Жестокий спрос - Страница 35
Долго ждал этого часа, с того самого вечера, когда разошлись они в разные стороны на берегу Оби. Ждал, чтобы сказать слова, которые не раз повторял про себя, избить и унизить ее этими словами. Час настал, а слов нет. Ни обидных, ни злых, никаких.

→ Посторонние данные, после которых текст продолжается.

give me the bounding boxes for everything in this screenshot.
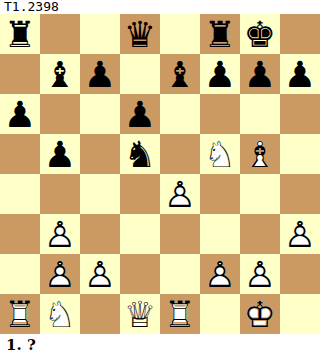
square-d8[interactable]: ♛ (120, 14, 160, 54)
square-h5[interactable] (280, 134, 320, 174)
square-b4[interactable] (40, 174, 80, 214)
black-pawn[interactable]: ♟ (200, 54, 240, 94)
white-pawn-outline: ♙ (160, 174, 200, 214)
white-knight[interactable]: ♞♘ (200, 134, 240, 174)
white-pawn[interactable]: ♟♙ (200, 254, 240, 294)
black-pawn[interactable]: ♟ (80, 54, 120, 94)
white-pawn[interactable]: ♟♙ (280, 214, 320, 254)
square-c7[interactable]: ♟ (80, 54, 120, 94)
white-pawn[interactable]: ♟♙ (240, 254, 280, 294)
square-d6[interactable]: ♟ (120, 94, 160, 134)
square-e4[interactable]: ♟♙ (160, 174, 200, 214)
black-pawn[interactable]: ♟ (40, 134, 80, 174)
square-c6[interactable] (80, 94, 120, 134)
square-e3[interactable] (160, 214, 200, 254)
square-h4[interactable] (280, 174, 320, 214)
white-pawn[interactable]: ♟♙ (160, 174, 200, 214)
square-a1[interactable]: ♜♖ (0, 294, 40, 334)
move-prompt: 1. ? (0, 334, 320, 360)
white-knight-outline: ♘ (200, 134, 240, 174)
square-g4[interactable] (240, 174, 280, 214)
white-knight[interactable]: ♞♘ (40, 294, 80, 334)
square-b1[interactable]: ♞♘ (40, 294, 80, 334)
square-g6[interactable] (240, 94, 280, 134)
square-e2[interactable] (160, 254, 200, 294)
square-e6[interactable] (160, 94, 200, 134)
white-queen-outline: ♕ (120, 294, 160, 334)
white-bishop-outline: ♗ (240, 134, 280, 174)
white-queen[interactable]: ♛♕ (120, 294, 160, 334)
square-f2[interactable]: ♟♙ (200, 254, 240, 294)
square-a3[interactable] (0, 214, 40, 254)
square-d4[interactable] (120, 174, 160, 214)
square-e7[interactable]: ♝ (160, 54, 200, 94)
square-h3[interactable]: ♟♙ (280, 214, 320, 254)
square-f4[interactable] (200, 174, 240, 214)
square-b7[interactable]: ♝ (40, 54, 80, 94)
black-queen[interactable]: ♛ (120, 14, 160, 54)
square-d5[interactable]: ♞ (120, 134, 160, 174)
white-pawn-outline: ♙ (40, 214, 80, 254)
square-a4[interactable] (0, 174, 40, 214)
square-g1[interactable]: ♚♔ (240, 294, 280, 334)
square-e5[interactable] (160, 134, 200, 174)
white-knight-outline: ♘ (40, 294, 80, 334)
white-king[interactable]: ♚♔ (240, 294, 280, 334)
square-g5[interactable]: ♝♗ (240, 134, 280, 174)
white-rook-outline: ♖ (0, 294, 40, 334)
white-king-outline: ♔ (240, 294, 280, 334)
white-rook-outline: ♖ (160, 294, 200, 334)
square-a7[interactable] (0, 54, 40, 94)
black-bishop[interactable]: ♝ (160, 54, 200, 94)
square-a5[interactable] (0, 134, 40, 174)
square-f7[interactable]: ♟ (200, 54, 240, 94)
white-pawn[interactable]: ♟♙ (80, 254, 120, 294)
square-h2[interactable] (280, 254, 320, 294)
square-c2[interactable]: ♟♙ (80, 254, 120, 294)
square-g8[interactable]: ♚ (240, 14, 280, 54)
square-h6[interactable] (280, 94, 320, 134)
square-a8[interactable]: ♜ (0, 14, 40, 54)
square-c5[interactable] (80, 134, 120, 174)
square-b8[interactable] (40, 14, 80, 54)
square-h8[interactable] (280, 14, 320, 54)
white-bishop[interactable]: ♝♗ (240, 134, 280, 174)
square-h1[interactable] (280, 294, 320, 334)
square-f1[interactable] (200, 294, 240, 334)
square-a2[interactable] (0, 254, 40, 294)
chess-board: ♜♛♜♚♝♟♝♟♟♟♟♟♟♞♞♘♝♗♟♙♟♙♟♙♟♙♟♙♟♙♟♙♜♖♞♘♛♕♜♖… (0, 14, 320, 334)
black-king[interactable]: ♚ (240, 14, 280, 54)
white-rook[interactable]: ♜♖ (160, 294, 200, 334)
square-g2[interactable]: ♟♙ (240, 254, 280, 294)
black-knight[interactable]: ♞ (120, 134, 160, 174)
square-f5[interactable]: ♞♘ (200, 134, 240, 174)
black-rook[interactable]: ♜ (0, 14, 40, 54)
white-pawn[interactable]: ♟♙ (40, 254, 80, 294)
square-f8[interactable]: ♜ (200, 14, 240, 54)
black-pawn[interactable]: ♟ (240, 54, 280, 94)
white-pawn-outline: ♙ (200, 254, 240, 294)
white-pawn-outline: ♙ (240, 254, 280, 294)
square-b2[interactable]: ♟♙ (40, 254, 80, 294)
square-d2[interactable] (120, 254, 160, 294)
square-e8[interactable] (160, 14, 200, 54)
white-pawn-outline: ♙ (80, 254, 120, 294)
black-rook[interactable]: ♜ (200, 14, 240, 54)
square-f3[interactable] (200, 214, 240, 254)
square-d1[interactable]: ♛♕ (120, 294, 160, 334)
square-e1[interactable]: ♜♖ (160, 294, 200, 334)
square-g7[interactable]: ♟ (240, 54, 280, 94)
square-c1[interactable] (80, 294, 120, 334)
white-pawn-outline: ♙ (280, 214, 320, 254)
white-pawn-outline: ♙ (40, 254, 80, 294)
square-b5[interactable]: ♟ (40, 134, 80, 174)
square-d7[interactable] (120, 54, 160, 94)
square-b3[interactable]: ♟♙ (40, 214, 80, 254)
black-pawn[interactable]: ♟ (120, 94, 160, 134)
square-a6[interactable]: ♟ (0, 94, 40, 134)
square-h7[interactable]: ♟ (280, 54, 320, 94)
square-b6[interactable] (40, 94, 80, 134)
white-rook[interactable]: ♜♖ (0, 294, 40, 334)
white-pawn[interactable]: ♟♙ (40, 214, 80, 254)
square-c8[interactable] (80, 14, 120, 54)
square-g3[interactable] (240, 214, 280, 254)
square-c3[interactable] (80, 214, 120, 254)
square-d3[interactable] (120, 214, 160, 254)
square-f6[interactable] (200, 94, 240, 134)
puzzle-id: T1.2398 (0, 0, 320, 14)
black-pawn[interactable]: ♟ (280, 54, 320, 94)
black-bishop[interactable]: ♝ (40, 54, 80, 94)
square-c4[interactable] (80, 174, 120, 214)
black-pawn[interactable]: ♟ (0, 94, 40, 134)
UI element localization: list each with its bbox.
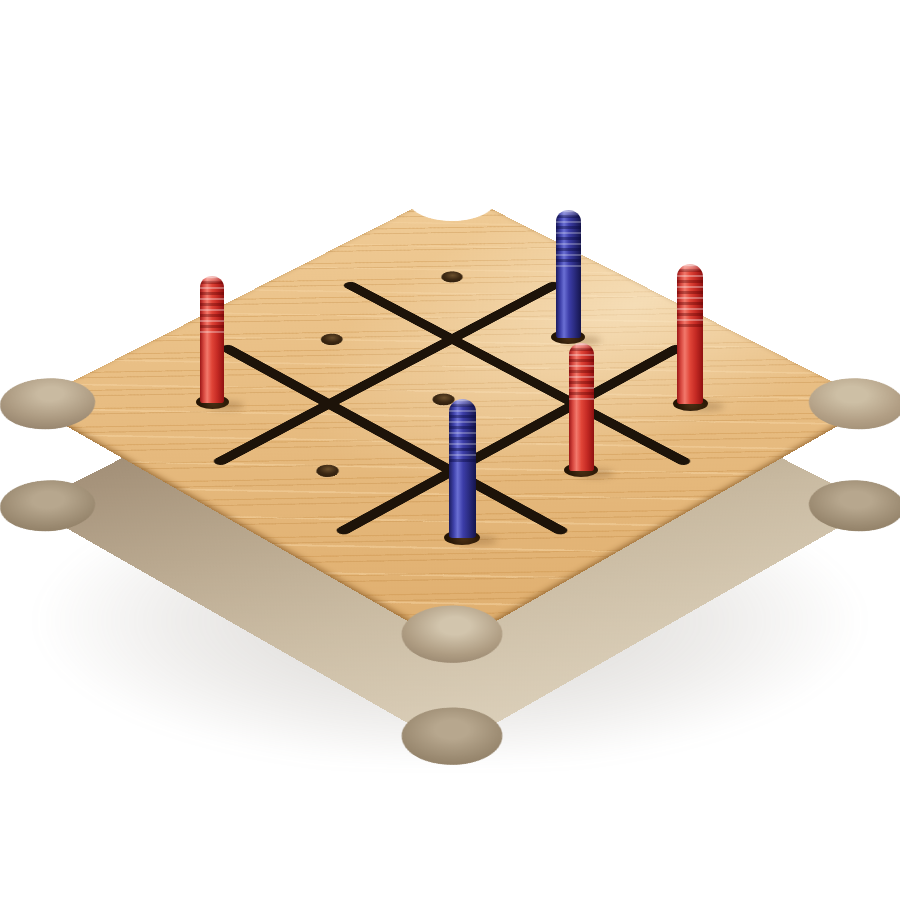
- corner-notch-side-front: [381, 696, 523, 777]
- peg-blue-r2c2[interactable]: [449, 399, 476, 538]
- peg-red-body: [200, 276, 224, 403]
- product-photo-stage: [0, 0, 900, 900]
- peg-red-r2c0[interactable]: [200, 276, 224, 403]
- peg-blue-body: [556, 210, 581, 338]
- empty-hole-r2c1: [311, 462, 343, 479]
- peg-red-r0c2[interactable]: [677, 264, 703, 404]
- peg-red-r1c2[interactable]: [569, 343, 594, 471]
- peg-blue-r0c1[interactable]: [556, 210, 581, 338]
- empty-hole-r0c0: [437, 269, 467, 285]
- peg-blue-body: [449, 399, 476, 538]
- peg-red-body: [569, 343, 594, 471]
- peg-red-body: [677, 264, 703, 404]
- empty-hole-r1c0: [316, 331, 347, 347]
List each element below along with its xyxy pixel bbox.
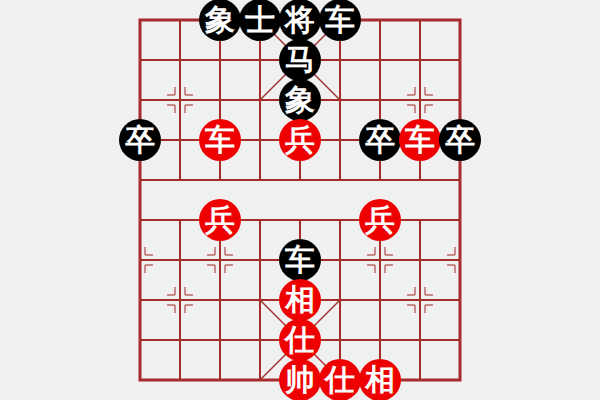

В детстве еще, когда отец отдал ему старенькое ружьишко, Кузьма в первый раз отправился на охоту в Коновальскую лягу. И там в первый раз выстрелил в нырка. Выстрелил и ранил его. Нырок скрылся под водой, прошло некоторое время, и он появился на другом конце ляги. Кузьма выстрелил и промазал. Нырок снова скрылся под водой и снова появился уже возле осоки, хотел затаиться под высокой кочкой. Но Кузьма его увидел и выстрелил. Он стрелял, пока не кончились патроны, а нырок то скрывался под водой, то появлялся снова. В конце концов Кузьма разделся и поймал его, обессиленного, руками. Вблизи птица оказалась совсем маленькой и жалкой: отвисало перебитое крыло, безвольно болталась опущенная вниз голова с серым клювом и уже затухающими маленькими глазками. Кузьма, глядя на нырка, вдруг заплакал, забыв, с каким азартом гонялся за ним и палил из ружья.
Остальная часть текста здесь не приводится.